Currently exhibiting at The Link Gallery until Sunday 15 March, Derryth’s Songbird collection showcases two distinct but complementary bodies of work: contemporary acrylic wildlife paintings focused on birds, and intimate sculptures crafted from recycled guitar strings, feathers, and found materials. Together, they tell the story of an artist who sees rhythm in nature and finds music in everything she creates.
From Woden Valley Youth Choir to weekend warrior
Derryth’s creative journey started young.
Growing up in Canberra, she was always musically inclined, singing with the Woden Valley Youth Choir and even touring Japan as a kid. Music wasn’t just a hobby, it was how she understood and connected with the world around her.
“I’ve always loved jamming with friends,” Derryth explains. When she lived in Yass, that love translated into running a community choir. These days, when she’s not working her day job in the community sector, she’s performing as one half of ‘Derryth and Deano’, a guitar-vocal duo with her partner that plays across Canberra’s pubs, clubs, and weddings.
She’s what you might call a “weekend warrior,” someone who balances practical work life with her creative passion. It’s a juggling act many artists know well, but Derryth makes it work, channeling her limited creative time into art.
Finding art through travel and nature
While music came first, art was always present. Derryth dabbled in art during high school, then studied graphic design after college. But it was a year-long caravan trip around Australia with her former husband and their two boys (then around 10 or 12 years old) that deepened her connection to nature and influenced her artistic direction.

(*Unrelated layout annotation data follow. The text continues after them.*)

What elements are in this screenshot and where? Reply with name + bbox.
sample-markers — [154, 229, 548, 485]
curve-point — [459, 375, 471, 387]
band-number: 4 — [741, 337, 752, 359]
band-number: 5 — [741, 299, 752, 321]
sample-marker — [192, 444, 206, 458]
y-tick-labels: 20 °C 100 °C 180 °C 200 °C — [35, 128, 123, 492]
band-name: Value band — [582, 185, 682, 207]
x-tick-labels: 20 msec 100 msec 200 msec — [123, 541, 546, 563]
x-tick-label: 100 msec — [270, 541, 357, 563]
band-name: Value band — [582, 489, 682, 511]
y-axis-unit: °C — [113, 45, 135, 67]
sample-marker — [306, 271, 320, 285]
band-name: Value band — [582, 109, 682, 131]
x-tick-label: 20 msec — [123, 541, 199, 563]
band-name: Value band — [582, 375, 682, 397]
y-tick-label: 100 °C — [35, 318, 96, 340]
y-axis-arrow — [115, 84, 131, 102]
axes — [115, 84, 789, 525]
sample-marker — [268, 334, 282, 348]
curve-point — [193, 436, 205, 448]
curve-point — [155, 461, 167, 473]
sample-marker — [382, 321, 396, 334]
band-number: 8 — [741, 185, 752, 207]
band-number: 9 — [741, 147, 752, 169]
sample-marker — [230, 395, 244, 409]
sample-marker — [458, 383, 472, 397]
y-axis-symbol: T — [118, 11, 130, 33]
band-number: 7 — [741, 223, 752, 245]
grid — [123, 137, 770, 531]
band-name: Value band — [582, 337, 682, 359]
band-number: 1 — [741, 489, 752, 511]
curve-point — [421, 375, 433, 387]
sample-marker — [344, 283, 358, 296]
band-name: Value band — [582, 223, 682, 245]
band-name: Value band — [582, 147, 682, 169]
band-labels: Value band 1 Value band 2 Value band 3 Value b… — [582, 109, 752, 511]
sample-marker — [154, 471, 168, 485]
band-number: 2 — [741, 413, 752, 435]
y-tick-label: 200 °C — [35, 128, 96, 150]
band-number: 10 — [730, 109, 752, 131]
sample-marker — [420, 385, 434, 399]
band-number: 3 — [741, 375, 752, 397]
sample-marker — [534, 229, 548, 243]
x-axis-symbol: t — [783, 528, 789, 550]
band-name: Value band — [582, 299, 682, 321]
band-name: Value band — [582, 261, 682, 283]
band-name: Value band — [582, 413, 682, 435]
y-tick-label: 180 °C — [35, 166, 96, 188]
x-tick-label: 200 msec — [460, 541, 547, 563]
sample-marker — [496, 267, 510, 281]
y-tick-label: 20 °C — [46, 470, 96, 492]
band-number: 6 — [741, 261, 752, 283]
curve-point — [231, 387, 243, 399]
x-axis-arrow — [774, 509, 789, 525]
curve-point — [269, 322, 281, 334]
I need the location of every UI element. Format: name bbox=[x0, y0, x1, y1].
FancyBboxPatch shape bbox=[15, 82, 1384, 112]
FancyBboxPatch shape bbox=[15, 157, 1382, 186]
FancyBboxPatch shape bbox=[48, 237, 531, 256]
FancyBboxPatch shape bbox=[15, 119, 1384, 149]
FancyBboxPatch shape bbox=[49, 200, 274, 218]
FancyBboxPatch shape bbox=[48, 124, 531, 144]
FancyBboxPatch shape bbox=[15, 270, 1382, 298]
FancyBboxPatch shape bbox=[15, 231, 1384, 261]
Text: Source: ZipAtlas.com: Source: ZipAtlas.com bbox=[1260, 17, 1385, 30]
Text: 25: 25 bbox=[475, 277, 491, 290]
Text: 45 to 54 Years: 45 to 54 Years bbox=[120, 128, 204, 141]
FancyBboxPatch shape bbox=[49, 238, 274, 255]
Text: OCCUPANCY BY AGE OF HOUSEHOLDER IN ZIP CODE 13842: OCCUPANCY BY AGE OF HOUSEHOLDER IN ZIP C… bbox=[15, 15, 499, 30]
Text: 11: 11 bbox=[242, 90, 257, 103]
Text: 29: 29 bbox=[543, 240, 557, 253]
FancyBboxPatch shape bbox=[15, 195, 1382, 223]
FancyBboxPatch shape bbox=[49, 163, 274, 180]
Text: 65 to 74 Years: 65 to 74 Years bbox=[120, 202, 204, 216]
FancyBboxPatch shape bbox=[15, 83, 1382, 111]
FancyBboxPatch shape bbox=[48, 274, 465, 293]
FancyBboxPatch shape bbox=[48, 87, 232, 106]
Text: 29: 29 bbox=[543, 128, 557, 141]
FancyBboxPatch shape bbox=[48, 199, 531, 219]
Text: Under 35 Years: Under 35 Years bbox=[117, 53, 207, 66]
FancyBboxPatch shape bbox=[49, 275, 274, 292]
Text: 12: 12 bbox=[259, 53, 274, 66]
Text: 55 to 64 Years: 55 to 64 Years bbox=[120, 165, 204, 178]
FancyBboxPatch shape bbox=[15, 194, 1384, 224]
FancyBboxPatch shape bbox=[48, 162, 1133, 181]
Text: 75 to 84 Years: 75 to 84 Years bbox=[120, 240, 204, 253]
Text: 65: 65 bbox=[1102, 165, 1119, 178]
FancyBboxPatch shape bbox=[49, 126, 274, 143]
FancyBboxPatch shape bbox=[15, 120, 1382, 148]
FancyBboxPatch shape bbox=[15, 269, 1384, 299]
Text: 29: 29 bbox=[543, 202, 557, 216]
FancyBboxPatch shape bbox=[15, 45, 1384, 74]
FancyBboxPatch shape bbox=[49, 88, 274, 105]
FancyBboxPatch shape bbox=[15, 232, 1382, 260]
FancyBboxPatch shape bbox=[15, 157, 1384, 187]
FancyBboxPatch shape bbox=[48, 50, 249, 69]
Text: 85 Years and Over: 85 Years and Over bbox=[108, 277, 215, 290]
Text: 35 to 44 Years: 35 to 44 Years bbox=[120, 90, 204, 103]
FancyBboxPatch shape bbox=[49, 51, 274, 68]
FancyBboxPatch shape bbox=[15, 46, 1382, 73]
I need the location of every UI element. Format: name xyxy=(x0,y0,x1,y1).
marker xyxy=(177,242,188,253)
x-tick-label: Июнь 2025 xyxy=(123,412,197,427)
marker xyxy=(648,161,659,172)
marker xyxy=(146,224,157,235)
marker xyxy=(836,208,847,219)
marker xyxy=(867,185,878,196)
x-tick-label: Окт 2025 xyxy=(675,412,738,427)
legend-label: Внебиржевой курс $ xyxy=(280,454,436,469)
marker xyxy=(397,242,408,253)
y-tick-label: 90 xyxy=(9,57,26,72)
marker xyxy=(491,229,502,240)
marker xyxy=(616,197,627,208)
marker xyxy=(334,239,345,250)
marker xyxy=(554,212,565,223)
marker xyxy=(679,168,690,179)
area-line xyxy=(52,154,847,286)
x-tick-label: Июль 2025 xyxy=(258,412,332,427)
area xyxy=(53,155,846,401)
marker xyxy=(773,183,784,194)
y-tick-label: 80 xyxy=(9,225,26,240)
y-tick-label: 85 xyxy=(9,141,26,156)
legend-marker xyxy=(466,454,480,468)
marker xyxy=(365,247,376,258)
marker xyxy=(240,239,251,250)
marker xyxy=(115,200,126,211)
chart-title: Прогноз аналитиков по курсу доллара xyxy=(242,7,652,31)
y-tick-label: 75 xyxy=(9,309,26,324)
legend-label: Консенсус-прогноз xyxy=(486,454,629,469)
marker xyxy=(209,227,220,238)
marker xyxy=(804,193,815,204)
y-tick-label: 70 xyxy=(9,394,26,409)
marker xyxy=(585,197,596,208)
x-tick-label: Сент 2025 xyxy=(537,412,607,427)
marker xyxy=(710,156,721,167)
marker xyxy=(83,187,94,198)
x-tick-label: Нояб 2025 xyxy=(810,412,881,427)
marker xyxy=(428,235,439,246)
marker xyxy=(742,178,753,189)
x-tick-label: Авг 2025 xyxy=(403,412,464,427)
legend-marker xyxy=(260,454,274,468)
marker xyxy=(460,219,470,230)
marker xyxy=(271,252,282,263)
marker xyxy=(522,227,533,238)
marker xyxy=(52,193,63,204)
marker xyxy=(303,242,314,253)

“It was a great way to immerse ourselves in nature and make the most out of life,” Derryth recalls. That year on the road, moving from place to place, spending days outdoors, observing wildlife up close – it left an impression that continues shaping her work today.
Her boys now live in Queensland by the beach, perhaps carrying forward that love of natural spaces their family cultivated during that memorable year of travel.
Derryth’s acrylic bird paintings aren’t traditional wildlife art. They’re bold, contemporary interpretations that capture movement and musicality rather than photographic accuracy. She reimagines birds through vibrant colour and rhythmic composition, translating the songs and movements she observes in nature into visual form.
Some of her work also explores the human form, revealing organic shapes, shifting light, and subtle gestures. Whether painting birds or people, Derryth’s interest lies in capturing something essential – not what subjects look like, but what they feel like.
The sculpture series in Songbird represents Derryth expanding her practice into three dimensions. These intimate pieces use recycled guitar strings (a perfect material for someone who has always had an affinity for music), combined with feathers and other found materials to create nest-like forms.
The nest forms explore themes of home, fragility, and resilience. Nests are temporary structures built with found materials, yet they’re strong enough to protect new life. They’re both vulnerable and purposeful.
Catching the exhibition
“Songbird” by Derryth Nash runs at The Link Gallery until 15 March, giving Ginninderry residents and visitors plenty of time to experience Derryth’s work firsthand.